Xenophanes’s long, much-traveled life exemplified the Greeks’ experience of cultural plurality that underwrote their liberation from the “compactness” of ritual culture. Xenophanes’ disagreement with mortals who “suppose that gods are born, wear clothes, have a voice and a body” (14) makes clear that he considers the attribution of specific traits to the divinity as not merely empirically groundless but a category error. Xenophanes’s wholly transcendent divinity, lacking in differential qualities, is perforce unique. Thus he speaks of one god who is “greatest among gods and men, not at all like mortals in body or in thought (23).” God sees, thinks, and hears “the whole” (24); he abides always in the same place (26); he “shakes” (kradainei) all things by the [mere] thought of his heart/lungs/mind (freni) (25). Xenophanes does not always insist on the uniqueness of his god. But when he says, “not from the beginning did gods intimate all things to mortals, but as they search in time they discover better” (18), the plural is inconsequential; what is important is the nearly explicit opposition between transcendental truth and human knowledge that can only improve its approximations to it.

Xenophanes’ reference to the gods of the Ethiopians and the Thracians is not satirical; it might almost be called ethnographic. Taken as a reductio ad absurdum, it leads to a purely transcendental conception of the sacred. But it can also be read as a statement of the necessary limits of the human religious imagination, in the sense that even when we recognize that the divinity cannot “look like us,” we have no better way of conceiving him (or her).

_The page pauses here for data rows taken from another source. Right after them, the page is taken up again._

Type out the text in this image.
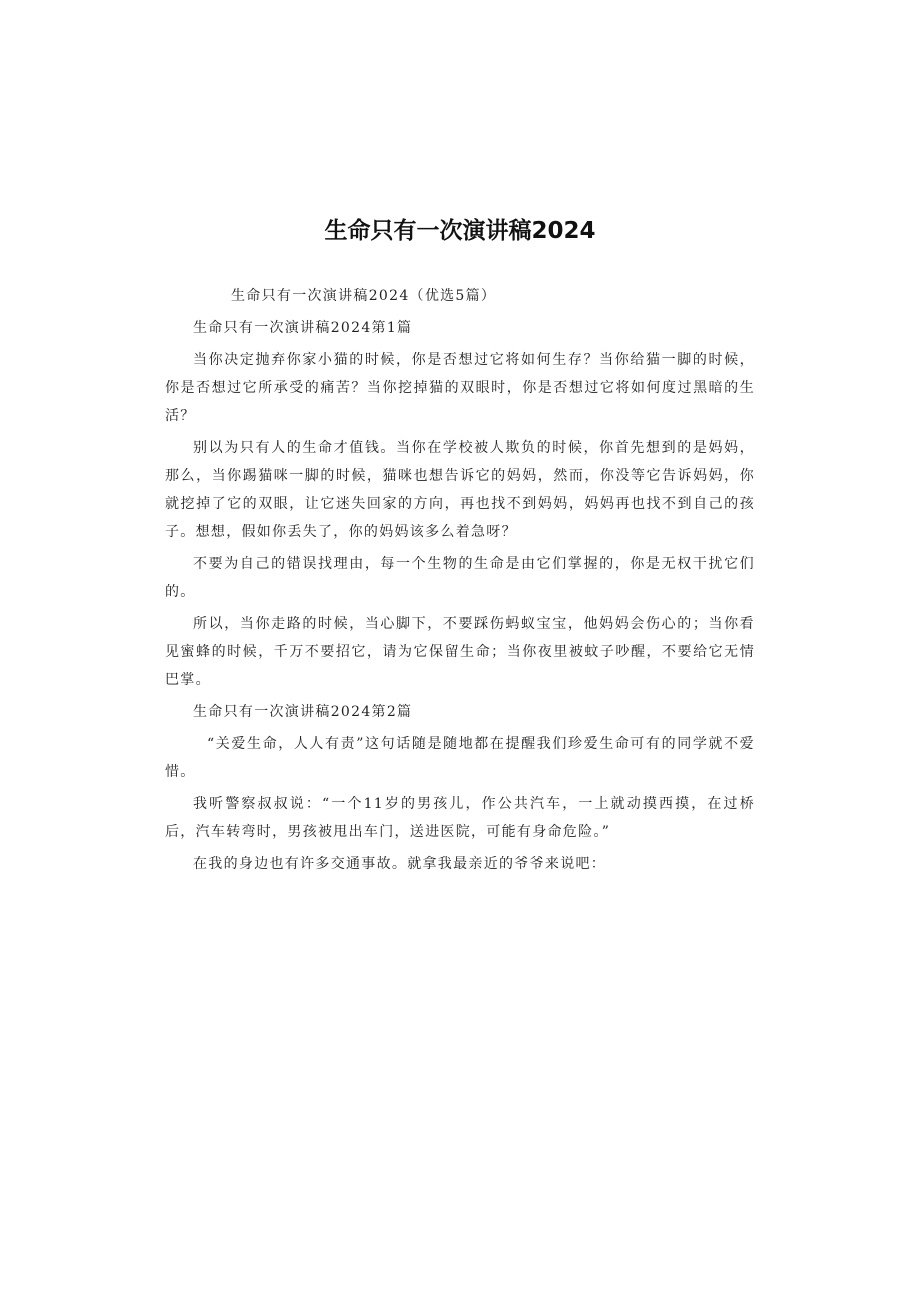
生命只有一次演讲稿2024

生命只有一次演讲稿2024（优选5篇）

生命只有一次演讲稿2024第1篇

当你决定抛弃你家小猫的时候，你是否想过它将如何生存？当你给猫一脚的时候，你是否想过它所承受的痛苦？当你挖掉猫的双眼时，你是否想过它将如何度过黑暗的生活？

别以为只有人的生命才值钱。当你在学校被人欺负的时候，你首先想到的是妈妈，那么，当你踢猫咪一脚的时候，猫咪也想告诉它的妈妈，然而，你没等它告诉妈妈，你就挖掉了它的双眼，让它迷失回家的方向，再也找不到妈妈，妈妈再也找不到自己的孩子。想想，假如你丢失了，你的妈妈该多么着急呀？

不要为自己的错误找理由，每一个生物的生命是由它们掌握的，你是无权干扰它们的。

所以，当你走路的时候，当心脚下，不要踩伤蚂蚁宝宝，他妈妈会伤心的；当你看见蜜蜂的时候，千万不要招它，请为它保留生命；当你夜里被蚊子吵醒，不要给它无情巴掌。

生命只有一次演讲稿2024第2篇

“关爱生命，人人有责”这句话随是随地都在提醒我们珍爱生命可有的同学就不爱惜。

我听警察叔叔说：“一个11岁的男孩儿，作公共汽车，一上就动摸西摸，在过桥后，汽车转弯时，男孩被甩出车门，送进医院，可能有身命危险。”

在我的身边也有许多交通事故。就拿我最亲近的爷爷来说吧：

Taking this point to its ultimate conclusion, we would interpret the constraint of the human imagination not as a sign of limitation but as a guarantee of truth; this would lead us to the Christian notion of a human “person” of God. That Christianity obliges us to encounter once more, and with a vengeance, the plain fact that a historical incarnation of God cannot “look like everyone” reminds us on a higher level of the historical particularity of both human origin and Hebrew monotheism.

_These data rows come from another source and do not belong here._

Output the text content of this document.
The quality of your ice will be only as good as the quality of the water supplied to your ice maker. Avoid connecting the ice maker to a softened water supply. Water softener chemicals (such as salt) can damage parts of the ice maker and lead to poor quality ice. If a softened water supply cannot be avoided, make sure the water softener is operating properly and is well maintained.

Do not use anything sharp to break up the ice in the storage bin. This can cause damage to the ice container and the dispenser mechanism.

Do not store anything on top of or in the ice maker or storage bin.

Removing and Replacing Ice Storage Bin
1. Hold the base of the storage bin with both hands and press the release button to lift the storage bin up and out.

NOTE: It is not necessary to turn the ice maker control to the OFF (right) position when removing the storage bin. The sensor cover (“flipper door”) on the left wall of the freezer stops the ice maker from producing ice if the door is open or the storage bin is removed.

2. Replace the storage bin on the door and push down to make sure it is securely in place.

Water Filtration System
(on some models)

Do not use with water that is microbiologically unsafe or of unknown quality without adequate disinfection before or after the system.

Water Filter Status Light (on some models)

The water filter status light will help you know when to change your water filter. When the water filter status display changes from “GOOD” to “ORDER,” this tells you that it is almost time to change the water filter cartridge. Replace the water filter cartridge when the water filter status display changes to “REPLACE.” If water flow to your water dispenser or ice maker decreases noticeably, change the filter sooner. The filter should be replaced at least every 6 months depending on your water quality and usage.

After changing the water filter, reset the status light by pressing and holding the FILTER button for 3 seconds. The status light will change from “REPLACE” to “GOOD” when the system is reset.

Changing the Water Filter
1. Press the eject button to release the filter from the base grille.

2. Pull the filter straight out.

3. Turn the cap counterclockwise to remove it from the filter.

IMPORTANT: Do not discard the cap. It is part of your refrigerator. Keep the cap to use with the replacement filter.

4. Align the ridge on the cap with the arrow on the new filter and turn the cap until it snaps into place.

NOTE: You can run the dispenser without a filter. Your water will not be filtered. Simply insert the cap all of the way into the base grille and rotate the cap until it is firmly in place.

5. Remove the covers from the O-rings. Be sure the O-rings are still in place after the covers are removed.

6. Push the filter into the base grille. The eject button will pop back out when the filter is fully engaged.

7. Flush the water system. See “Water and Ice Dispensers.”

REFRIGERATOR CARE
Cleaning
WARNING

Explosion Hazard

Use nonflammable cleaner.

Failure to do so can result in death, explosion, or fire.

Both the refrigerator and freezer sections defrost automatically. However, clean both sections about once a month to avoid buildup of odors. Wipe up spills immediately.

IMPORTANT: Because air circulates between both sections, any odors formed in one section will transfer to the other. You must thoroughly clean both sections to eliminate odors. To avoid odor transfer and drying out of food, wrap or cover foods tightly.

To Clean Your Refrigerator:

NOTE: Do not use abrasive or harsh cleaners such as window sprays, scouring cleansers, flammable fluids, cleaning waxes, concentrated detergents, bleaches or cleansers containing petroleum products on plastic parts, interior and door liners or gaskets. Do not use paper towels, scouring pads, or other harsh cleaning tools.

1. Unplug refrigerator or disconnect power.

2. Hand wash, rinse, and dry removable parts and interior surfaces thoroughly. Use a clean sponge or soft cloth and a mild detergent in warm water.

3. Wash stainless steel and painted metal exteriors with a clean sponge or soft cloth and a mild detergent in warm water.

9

Xenophanes’ theological conceptions may be said to parallel those of monotheism, but in their abstraction they cannot duplicate monotheism’s world-historical impact. Vlastos justly notes the lack of “conceptual equipment” that prevented the “prophets of Israel and Judah” from eliminating all vestiges of magic and miracles from their religious vision. But nothing in the pre-Socratics nor in Greek philosophy as a whole embodies the new conception of religion with the profundity and force of the biblical Ehyeh asher ehyeh. The ultra-Parmenidean truth of the divine self-contained being who names himself with a proposition could be revealed only through the “miracle” of a conversation between God and man.